Retail stocks advanced 0.5 percent Monday, but Moody’s Investors Service’s downgrade of Greece’s government bonds into junk territory erased a three-digit advance by the Dow Jones Industrial Average.

This story first appeared in the June 15, 2010 issue of WWD. Subscribe Today.

The S&P Retail Index picked up 2.13 points to 436.16 after moving as high as 441.97 earlier in the day. The Dow, which rose more than 110 points before noon, gave back all of its gains and more, finishing at 10,190.89, a drop of 20.18 points or 0.2 percent.

Developments in Europe contributed to the gains in the morning as well as the declines in the afternoon. U.S. markets opened on the upswing after a report that industrial production in the Eurozone grew 0.8 percent in April compared with March, according to the European Union’s statistical office. Economists were expecting a milder 0.5 percent gain.

The report was seen as auguring well for a sustained, if slow, recovery in the Western Hemisphere, helping the CAC 40 move ahead 2 percent to 3,626.04 in Paris, the DAX push up 1.3 percent to 6,125 in Frankfurt and the FTSE 100 climb 0.7 percent to 5,202.13 in London.

Not long after European markets closed, Moody’s downgraded Greek government bonds to “Ba1” from “A3,” a four-notch drop that reignited fears of a credit crisis spreading throughout, and possibly beyond, Southern Europe. Moody’s said the rating shift indicates a greater, although still low, risk of a Greek default.

This spring, the European Union and the International Monetary Fund set up a $1 trillion bailout package for cash-strapped European countries, but investors are still worried about the stability of the region’s finances and the euro, which has fallen to four-year lows but gained about 1 cent Monday to $1.222.

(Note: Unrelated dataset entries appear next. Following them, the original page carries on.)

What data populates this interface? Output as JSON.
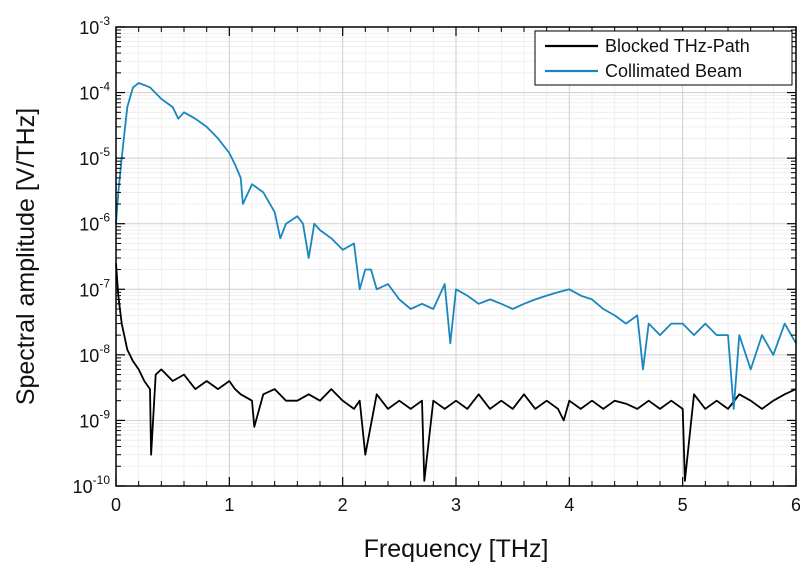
{
  "chart_data": {
    "type": "line",
    "xlabel": "Frequency [THz]",
    "ylabel": "Spectral amplitude [V/THz]",
    "xlim": [
      0,
      6
    ],
    "ylim": [
      1e-10,
      0.001
    ],
    "y_scale": "log",
    "grid": true,
    "minor_grid": true,
    "legend_position": "top-right",
    "x_ticks": [
      {
        "value": 0,
        "label": "0"
      },
      {
        "value": 1,
        "label": "1"
      },
      {
        "value": 2,
        "label": "2"
      },
      {
        "value": 3,
        "label": "3"
      },
      {
        "value": 4,
        "label": "4"
      },
      {
        "value": 5,
        "label": "5"
      },
      {
        "value": 6,
        "label": "6"
      }
    ],
    "y_ticks": [
      {
        "value": 1e-10,
        "base": "10",
        "exp": "-10"
      },
      {
        "value": 1e-09,
        "base": "10",
        "exp": "-9"
      },
      {
        "value": 1e-08,
        "base": "10",
        "exp": "-8"
      },
      {
        "value": 1e-07,
        "base": "10",
        "exp": "-7"
      },
      {
        "value": 1e-06,
        "base": "10",
        "exp": "-6"
      },
      {
        "value": 1e-05,
        "base": "10",
        "exp": "-5"
      },
      {
        "value": 0.0001,
        "base": "10",
        "exp": "-4"
      },
      {
        "value": 0.001,
        "base": "10",
        "exp": "-3"
      }
    ],
    "series": [
      {
        "name": "Blocked THz-Path",
        "color": "#000000",
        "x": [
          0.0,
          0.02,
          0.05,
          0.1,
          0.15,
          0.2,
          0.25,
          0.3,
          0.31,
          0.35,
          0.4,
          0.5,
          0.6,
          0.7,
          0.8,
          0.9,
          1.0,
          1.05,
          1.1,
          1.2,
          1.22,
          1.3,
          1.4,
          1.5,
          1.6,
          1.7,
          1.8,
          1.9,
          2.0,
          2.1,
          2.15,
          2.2,
          2.3,
          2.4,
          2.5,
          2.6,
          2.7,
          2.72,
          2.8,
          2.9,
          3.0,
          3.1,
          3.2,
          3.3,
          3.4,
          3.5,
          3.6,
          3.7,
          3.8,
          3.9,
          3.95,
          4.0,
          4.1,
          4.2,
          4.3,
          4.4,
          4.5,
          4.6,
          4.7,
          4.8,
          4.9,
          5.0,
          5.02,
          5.1,
          5.2,
          5.3,
          5.4,
          5.5,
          5.6,
          5.7,
          5.8,
          5.9,
          6.0
        ],
        "values": [
          2.5e-07,
          8e-08,
          3e-08,
          1.2e-08,
          8e-09,
          6e-09,
          4e-09,
          3e-09,
          3e-10,
          5e-09,
          6e-09,
          4e-09,
          5e-09,
          3e-09,
          4e-09,
          3e-09,
          4e-09,
          3e-09,
          2.5e-09,
          2e-09,
          8e-10,
          2.5e-09,
          3e-09,
          2e-09,
          2e-09,
          2.5e-09,
          2e-09,
          3e-09,
          2e-09,
          1.5e-09,
          2e-09,
          3e-10,
          2.5e-09,
          1.5e-09,
          2e-09,
          1.5e-09,
          2e-09,
          1.2e-10,
          2e-09,
          1.5e-09,
          2e-09,
          1.5e-09,
          2.5e-09,
          1.5e-09,
          2e-09,
          1.5e-09,
          2.5e-09,
          1.5e-09,
          2e-09,
          1.5e-09,
          1e-09,
          2e-09,
          1.5e-09,
          2e-09,
          1.5e-09,
          2e-09,
          1.8e-09,
          1.5e-09,
          2e-09,
          1.5e-09,
          2e-09,
          1.5e-09,
          1.2e-10,
          2.5e-09,
          1.5e-09,
          2e-09,
          1.5e-09,
          2.5e-09,
          2e-09,
          1.5e-09,
          2e-09,
          2.5e-09,
          3e-09
        ]
      },
      {
        "name": "Collimated Beam",
        "color": "#1a86c0",
        "x": [
          0.0,
          0.02,
          0.05,
          0.08,
          0.1,
          0.15,
          0.2,
          0.25,
          0.3,
          0.4,
          0.5,
          0.55,
          0.6,
          0.7,
          0.8,
          0.9,
          1.0,
          1.05,
          1.1,
          1.12,
          1.2,
          1.3,
          1.4,
          1.45,
          1.5,
          1.6,
          1.65,
          1.7,
          1.75,
          1.8,
          1.9,
          2.0,
          2.1,
          2.15,
          2.2,
          2.25,
          2.3,
          2.4,
          2.5,
          2.6,
          2.7,
          2.8,
          2.9,
          2.95,
          3.0,
          3.1,
          3.2,
          3.3,
          3.4,
          3.5,
          3.6,
          3.7,
          3.8,
          3.9,
          4.0,
          4.1,
          4.2,
          4.3,
          4.4,
          4.5,
          4.6,
          4.65,
          4.7,
          4.8,
          4.9,
          5.0,
          5.1,
          5.2,
          5.3,
          5.4,
          5.45,
          5.5,
          5.6,
          5.7,
          5.8,
          5.9,
          6.0
        ],
        "values": [
          1e-06,
          3e-06,
          1e-05,
          3e-05,
          6e-05,
          0.00012,
          0.00014,
          0.00013,
          0.00012,
          8e-05,
          6e-05,
          4e-05,
          5e-05,
          4e-05,
          3e-05,
          2e-05,
          1.2e-05,
          8e-06,
          5e-06,
          2e-06,
          4e-06,
          3e-06,
          1.5e-06,
          6e-07,
          1e-06,
          1.3e-06,
          1e-06,
          3e-07,
          1e-06,
          8e-07,
          6e-07,
          4e-07,
          5e-07,
          1e-07,
          2e-07,
          2e-07,
          1e-07,
          1.2e-07,
          7e-08,
          5e-08,
          6e-08,
          5e-08,
          1.2e-07,
          1.5e-08,
          1e-07,
          8e-08,
          6e-08,
          7e-08,
          6e-08,
          5e-08,
          6e-08,
          7e-08,
          8e-08,
          9e-08,
          1e-07,
          8e-08,
          7e-08,
          5e-08,
          4e-08,
          3e-08,
          4e-08,
          6e-09,
          3e-08,
          2e-08,
          3e-08,
          3e-08,
          2e-08,
          3e-08,
          2e-08,
          2e-08,
          1.5e-09,
          2e-08,
          6e-09,
          2e-08,
          1e-08,
          3e-08,
          1.5e-08
        ]
      }
    ]
  }
}
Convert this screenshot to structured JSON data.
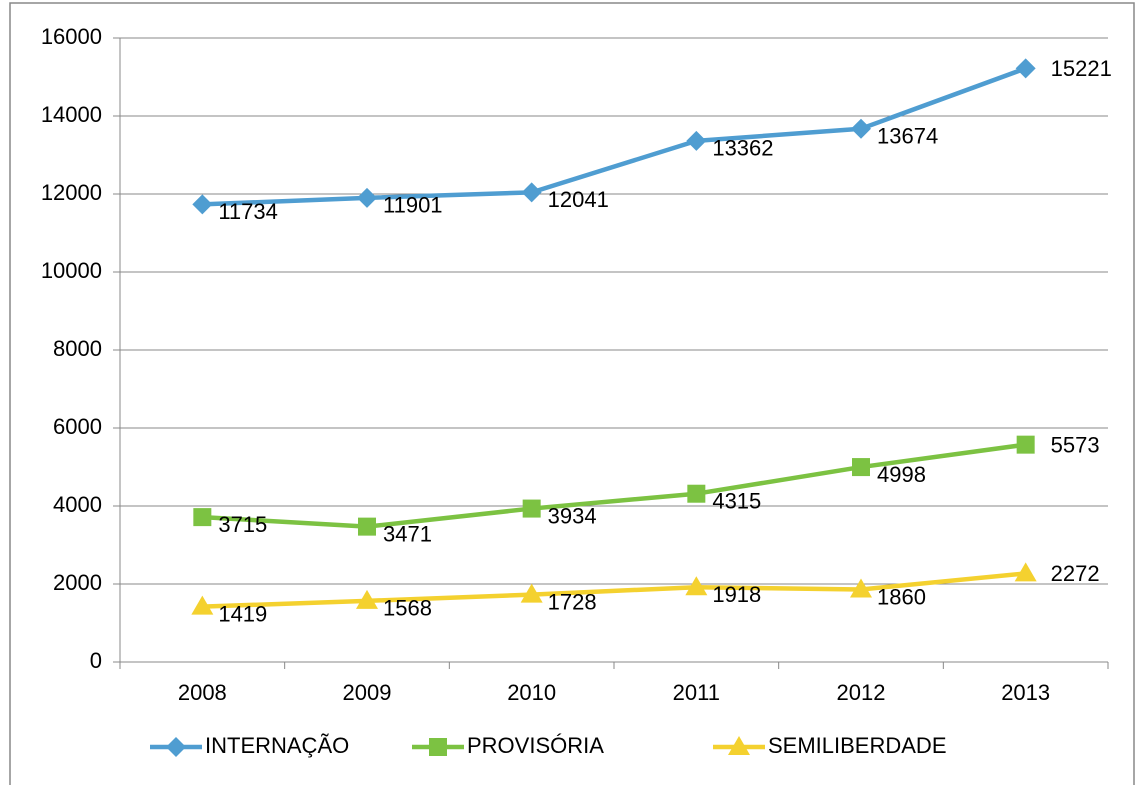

“The package effectively eliminates any near-term risk of a liquidity-driven default and encourages the implementation of a credible, feasible and incentive-compatible set of structural reforms, which have a high likelihood of stabilizing debt service requirements at manageable levels,” said Sarah Carlson, Moody’s lead analyst for Greece. “Nevertheless, the macroeconomic and implementation risks associated with the program are substantial and more consistent with a ‘Ba1’ rating.”

Although the Moody’s action depressed the major indices, retail stocks were able to retain some of their gains. Conspicuous among those in positive territory was American Apparel Inc., the Los Angeles-based vertical retailer of trendy basic apparel, which saw its shares advance 55 cents, or 40.7 percent, to $1.90. The company had no news to report Monday, but its stock has been slowly coming back from a shellacking suffered since May 19, when shares were off 40.5 percent, to $1.63, after the company said it didn’t expect to be in compliance with a debt-to-adjusted EBITDA (earnings before interest, taxes, depreciation and amortization) covenant in its credit agreement with Lion Capital as of the end of this month. Lion provided American Apparel with $80 million in financing in March 2009, allowing it to pay off a $51 million loan from SOF Investment.

In Asia, Tokyo’s Nikkei 225 ended up 1.8 percent to 9,879.85 and Hong Kong’s Hang Seng Index increased 0.9 percent to 20,051.91.